Una volta riconosciuti legalmente e opportunamente ristaurati questi manicomî vi dovrebbero essere ricevuti:
1º Tutti i carcerati impazziti, con tendenze pericolose, incendiarie, omicide od oscene, dopo trascorso lo stadio acuto del male.
2º Tutti gli alienati che, per tendenze omicide, incendiarie, pederastiche, ecc., vennero sottoposti a inquisizione giudiziaria, restata sospesa per la riconosciuta alienazione.
3º Tutti quelli imputati di crimini strani, atroci, senza un movente chiaro[361], su cui sia insorto dubbio (confortato da perizie uniformi di almeno 3 medici alienisti), di pazzia o almeno di gravi affezioni cerebrali.
4º Vista la straordinaria importanza in proposito dell'epilessia quanti commisero i reati in istato d'epilessia psichica, o i rei che soffersero convulsioni epilettiche.
5º Quelli che già notoriamente onesti furono spinti al delitto da un'abituale, evidente, infermità, come: pellagra, alcoolismo cronico, isterismo, malattie puerperali, massime quando abbiano parentele con alienati o con epilettici, e presentino una numerosa serie di caratteri degenerativi.
E qui sorge l'idea di creare speciali forme di manicomî criminali, per alcoolisti, epilettici, pellagrosi ecc.
Gli alienati provenienti dalle carceri, che notoriamente passarono una parte della loro esistenza, nei delitti, dovranno essere segregati in appositi comparti od anche in infermerie addette al carcere, ma rette con norme speciali.
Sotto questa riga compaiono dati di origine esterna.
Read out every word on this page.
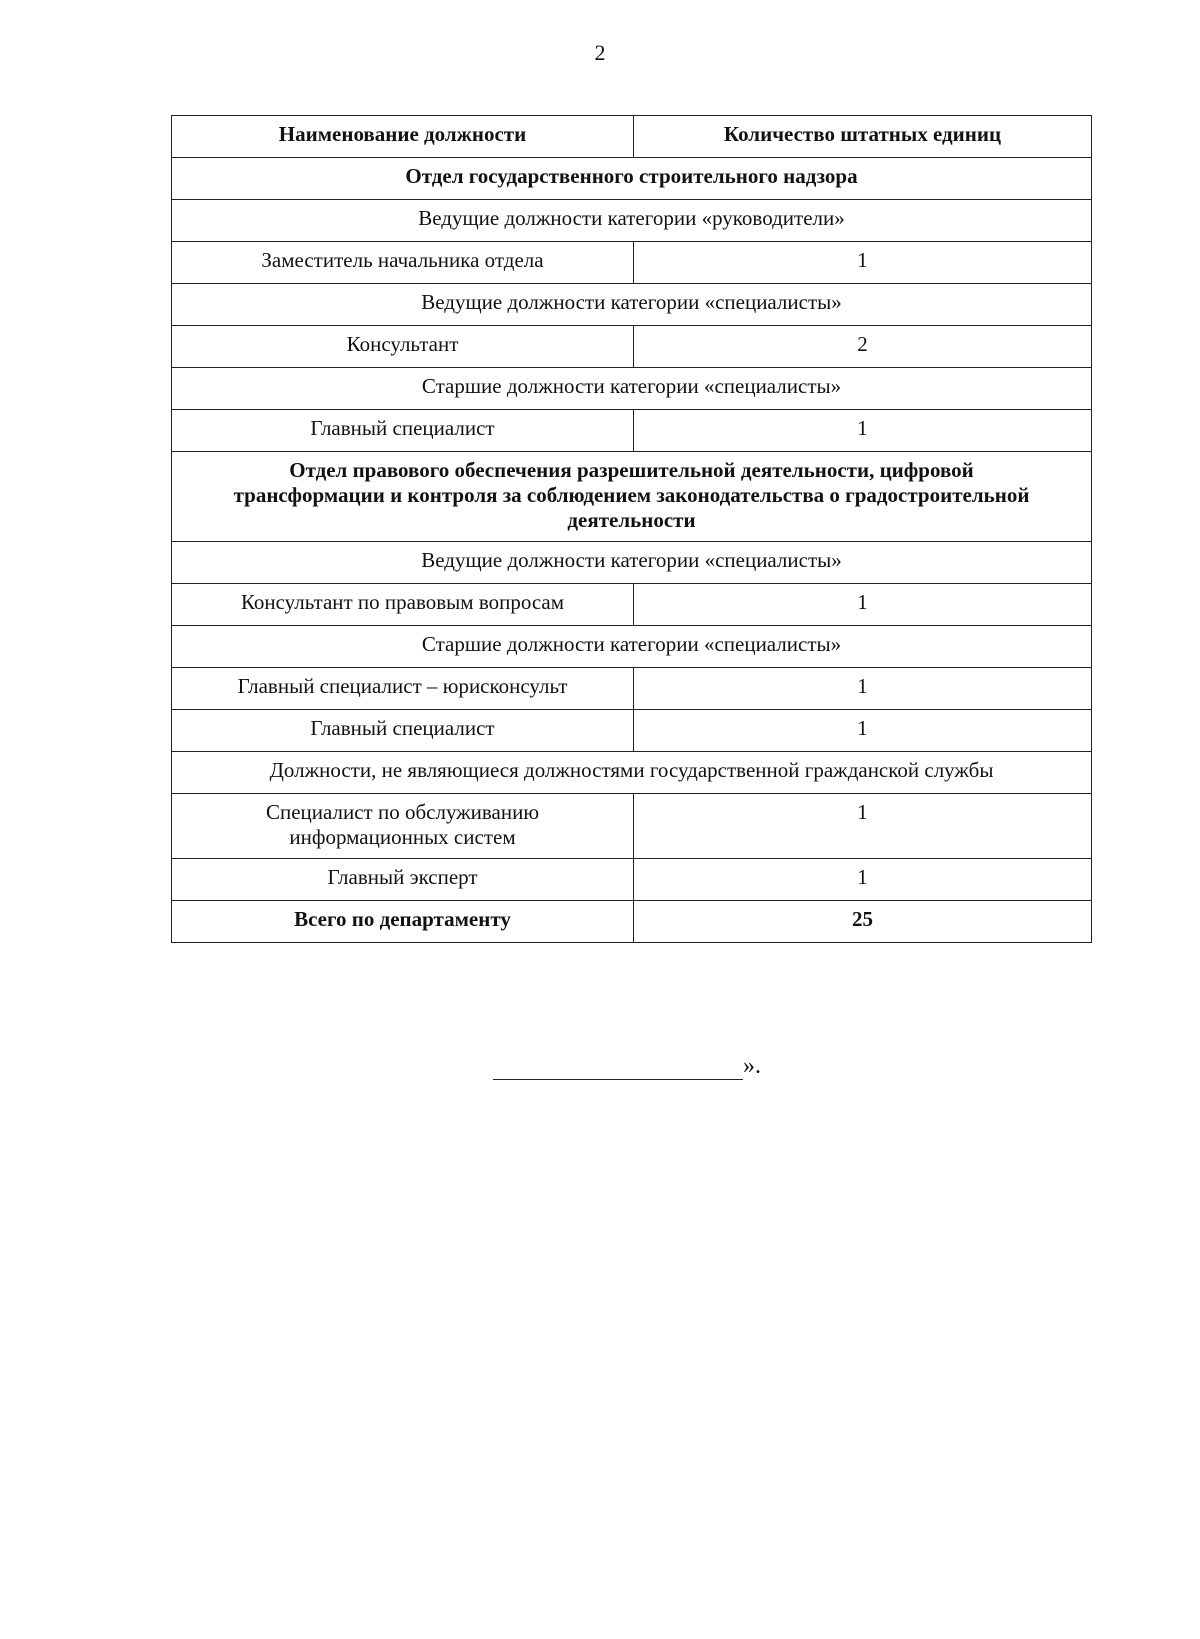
2
Наименование должности	Количество штатных единиц
Отдел государственного строительного надзора	
Ведущие должности категории «руководители»	
Заместитель начальника отдела	1
Ведущие должности категории «специалисты»	
Консультант	2
Старшие должности категории «специалисты»	
Главный специалист	1
Отдел правового обеспечения разрешительной деятельности, цифровой трансформации и контроля за соблюдением законодательства о градостроительной деятельности	
Ведущие должности категории «специалисты»	
Консультант по правовым вопросам	1
Старшие должности категории «специалисты»	
Главный специалист – юрисконсульт	1
Главный специалист	1
Должности, не являющиеся должностями государственной гражданской службы	
Специалист по обслуживанию информационных систем	1
Главный эксперт	1
Всего по департаменту	25
».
Gli altri alienati non saranno riuniti che a piccoli gruppi, a seconda dei ceti e delle abitudini; dormiranno ciascuno in una cella; la disciplina dovrà esservi severa, la vigilanza maggiore che nei manicomî comuni, e analoga a quella delle case penali, ma il lavoro proporzionato alle forze, all'aria aperta, alternato da lunghi riposi, da divertimenti.